Assim, tem-se que as consorciadas apenas se obrigam nas condições previstas no respectivo contrato, respondendo cada uma por suas obrigações.
4. Admissão e Saída de consorciadas:
Acerca dos requisitos para admissão e participação nos consórcios, em princípio, tem-se que a LSA apenas impõe que as consorciadas sejam pessoas jurídicas, sem mencionar, no entanto, a necessidade de inclusão de quaisquer atividades específicas em seus respectivos objetos sociais.
Nesse sentido, estariam excluídas as participações de pessoas físicas em consórcios.
Há, no entanto, como mencionado anteriormente, uma recente discussão doutrinária acerca da possibilidade de participação de pessoas físicas em consórcios de consumidores de energia elétrica.

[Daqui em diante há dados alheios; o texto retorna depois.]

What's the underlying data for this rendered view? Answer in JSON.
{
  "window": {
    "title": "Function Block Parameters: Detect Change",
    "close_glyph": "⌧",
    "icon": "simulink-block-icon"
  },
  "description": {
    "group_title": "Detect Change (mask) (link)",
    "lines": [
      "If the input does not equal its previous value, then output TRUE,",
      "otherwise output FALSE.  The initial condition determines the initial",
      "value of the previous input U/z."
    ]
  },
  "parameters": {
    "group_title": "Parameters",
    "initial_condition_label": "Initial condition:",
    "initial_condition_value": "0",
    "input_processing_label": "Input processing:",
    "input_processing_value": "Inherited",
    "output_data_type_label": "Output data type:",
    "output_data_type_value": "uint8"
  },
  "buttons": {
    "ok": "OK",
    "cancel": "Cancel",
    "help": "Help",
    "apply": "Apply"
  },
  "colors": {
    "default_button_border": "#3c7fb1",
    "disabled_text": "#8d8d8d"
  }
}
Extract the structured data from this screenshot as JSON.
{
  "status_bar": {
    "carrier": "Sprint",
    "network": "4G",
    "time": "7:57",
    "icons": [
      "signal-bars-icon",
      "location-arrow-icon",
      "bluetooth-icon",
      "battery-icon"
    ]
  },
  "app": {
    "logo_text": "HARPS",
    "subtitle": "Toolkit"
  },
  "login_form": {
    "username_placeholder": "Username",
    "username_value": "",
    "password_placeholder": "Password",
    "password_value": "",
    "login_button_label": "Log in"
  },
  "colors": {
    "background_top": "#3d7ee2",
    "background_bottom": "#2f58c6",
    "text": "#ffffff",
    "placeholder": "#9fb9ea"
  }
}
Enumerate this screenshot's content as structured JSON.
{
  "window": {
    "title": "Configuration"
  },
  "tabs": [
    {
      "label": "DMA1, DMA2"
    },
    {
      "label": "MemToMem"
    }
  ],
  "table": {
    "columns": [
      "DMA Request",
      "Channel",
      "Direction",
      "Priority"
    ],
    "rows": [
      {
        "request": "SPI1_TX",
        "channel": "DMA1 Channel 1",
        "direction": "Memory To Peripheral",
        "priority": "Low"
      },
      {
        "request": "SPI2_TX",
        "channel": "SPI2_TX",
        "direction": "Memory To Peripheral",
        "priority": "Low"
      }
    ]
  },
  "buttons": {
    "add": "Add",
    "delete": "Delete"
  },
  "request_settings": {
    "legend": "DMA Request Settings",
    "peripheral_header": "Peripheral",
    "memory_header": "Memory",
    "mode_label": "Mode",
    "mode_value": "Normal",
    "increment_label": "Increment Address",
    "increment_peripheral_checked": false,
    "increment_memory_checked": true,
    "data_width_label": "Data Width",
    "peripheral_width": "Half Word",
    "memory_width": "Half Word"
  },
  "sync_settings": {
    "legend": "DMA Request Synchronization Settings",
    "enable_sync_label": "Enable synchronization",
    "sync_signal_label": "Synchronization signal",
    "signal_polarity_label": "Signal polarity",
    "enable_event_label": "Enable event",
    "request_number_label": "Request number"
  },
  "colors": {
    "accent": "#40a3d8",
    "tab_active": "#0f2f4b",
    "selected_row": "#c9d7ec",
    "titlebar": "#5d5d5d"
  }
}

Isto, pois a lei 14.300/22 passou a dispor da seguinte definição:
Art. 1. III - consórcio de consumidores de energia elétrica: reunião de pessoas físicas e/ou jurídicas consumidoras de energia elétrica instituído para a geração de energia destinada a consumo próprio, com atendimento de todas as unidades consumidoras pela mesma distribuidora.
A partir da leitura do mencionado inciso, nota-se a inclusão da possibilidade de participação de pessoas físicas, desde que o consórcio seja constituído e qualificado como consórcio de consumidores de energia elétrica.
Porém, é importante destacar que a mencionada disposição carece de regramento específico, necessário para definir de que forma poderá ser realizada a sua constituição e o respectivo registro.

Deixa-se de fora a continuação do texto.